RH: Well, hip-hop is a very American phenomenon, especially so in its early days. It came up through the early-era MTV, so it was always very visual and easy to commodify. Whereas electronic music and techno in particular, even though it’s not underground as it once was, it really stayed connected to the underground for a long time, and it remained a very sonic and not a visual medium. It has struggled to find its own visual identity. Even when in the ‘90s I started thinking about fashion and doing more photoshoots, some people were really against that idea. I have used F.U.S.E. and Circuit Breaker as monickers before finally stepping out as Plastikman or Richie Hawtin and having a visual identity.

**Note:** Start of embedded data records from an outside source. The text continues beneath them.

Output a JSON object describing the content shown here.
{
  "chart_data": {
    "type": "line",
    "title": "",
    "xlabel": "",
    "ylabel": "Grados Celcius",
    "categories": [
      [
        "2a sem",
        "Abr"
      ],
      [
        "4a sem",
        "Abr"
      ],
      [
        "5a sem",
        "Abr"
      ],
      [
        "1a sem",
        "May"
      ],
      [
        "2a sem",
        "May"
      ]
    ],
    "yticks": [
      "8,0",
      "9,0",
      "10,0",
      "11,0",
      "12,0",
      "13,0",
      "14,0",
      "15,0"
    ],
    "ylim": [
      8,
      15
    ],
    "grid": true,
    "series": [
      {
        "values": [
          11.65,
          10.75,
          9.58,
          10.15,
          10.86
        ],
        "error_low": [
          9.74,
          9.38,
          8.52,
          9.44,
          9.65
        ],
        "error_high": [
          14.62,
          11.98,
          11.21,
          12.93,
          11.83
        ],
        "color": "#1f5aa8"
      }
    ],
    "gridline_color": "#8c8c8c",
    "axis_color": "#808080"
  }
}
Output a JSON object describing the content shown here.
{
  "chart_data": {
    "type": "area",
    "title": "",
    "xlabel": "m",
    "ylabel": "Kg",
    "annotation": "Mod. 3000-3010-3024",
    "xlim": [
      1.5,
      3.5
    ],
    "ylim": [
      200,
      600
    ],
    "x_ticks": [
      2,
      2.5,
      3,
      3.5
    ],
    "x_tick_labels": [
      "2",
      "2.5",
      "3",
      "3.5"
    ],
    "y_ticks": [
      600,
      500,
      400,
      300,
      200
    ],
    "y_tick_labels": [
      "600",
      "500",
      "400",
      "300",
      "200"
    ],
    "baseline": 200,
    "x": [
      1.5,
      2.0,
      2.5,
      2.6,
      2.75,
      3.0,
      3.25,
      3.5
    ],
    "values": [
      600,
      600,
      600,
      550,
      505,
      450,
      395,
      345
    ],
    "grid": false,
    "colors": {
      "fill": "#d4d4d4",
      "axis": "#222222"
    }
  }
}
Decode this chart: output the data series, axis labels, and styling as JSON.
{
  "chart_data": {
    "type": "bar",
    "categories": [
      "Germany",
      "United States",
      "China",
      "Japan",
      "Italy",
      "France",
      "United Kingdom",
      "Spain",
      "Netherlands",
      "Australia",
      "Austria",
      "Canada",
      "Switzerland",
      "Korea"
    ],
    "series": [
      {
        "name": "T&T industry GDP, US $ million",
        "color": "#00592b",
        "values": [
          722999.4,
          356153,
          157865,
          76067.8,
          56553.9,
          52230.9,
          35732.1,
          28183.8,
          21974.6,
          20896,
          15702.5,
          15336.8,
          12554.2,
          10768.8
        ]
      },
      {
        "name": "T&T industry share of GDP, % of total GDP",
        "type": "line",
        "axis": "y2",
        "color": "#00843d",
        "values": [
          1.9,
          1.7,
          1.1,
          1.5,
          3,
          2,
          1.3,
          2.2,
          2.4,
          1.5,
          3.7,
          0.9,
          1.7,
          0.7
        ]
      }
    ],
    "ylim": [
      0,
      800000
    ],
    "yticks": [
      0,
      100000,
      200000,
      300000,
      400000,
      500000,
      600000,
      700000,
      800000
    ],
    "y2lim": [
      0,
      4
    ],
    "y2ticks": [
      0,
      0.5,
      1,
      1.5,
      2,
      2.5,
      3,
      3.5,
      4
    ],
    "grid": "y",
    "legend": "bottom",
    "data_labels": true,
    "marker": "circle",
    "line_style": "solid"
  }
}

But, even as we’ve stepped out of the shadows of the clubs, we’ve chosen this basic black uniform that as much as it says, it says nothing. But I think that’s changing with the new generation that I see coming up with a different take on the hard dance techno, they seem to be playing with a wider spectrum of looks. So, there’s a shift. And electronic music has over the last 10 or 15 years become more visual. So I think you’re going to see much more connectivity between techno and fashion going forward.
ER: We live in such a visual culture, it makes sense.
RH: Yes, social media is the main form of communication today. It used to be that we led with the music, so you heard the sound first and had to create the visual image in your head. Now the image is as strong, or even stronger, from the get-go. So now, as I’m working on a new Plastikman record, I need to think about both the sonic and the aesthetic presentation together.
ER: Which other designers would you like to collaborate with?
RH: I don’t want to sound like saying what’s expected of me, but I really hope to do the music when Raf does the men’s collection with Prada. Having seen them in dialogue, I have a feeling it will be a very interesting story. I’ve always, of course, been a huge fan of Rick Owens. What I kind of miss now is that influx of designers doing this deconstructed, drapey, black goth thing, but I feel like the plot has been lost on this. I would love to see something which has classic lines, but with an edge, a monochromatic, functional type of design that I connect to.
Most of my life is traveling and so I think both about how I look and how I can function in the clothes. And these are the questions at the heart of what minimalism is about. The best parts of Rick’s work are that, similar to what was going on with the ‘90s minimalism. I would love something like that, something to make me feel comfortable in representing where I’m going sonically.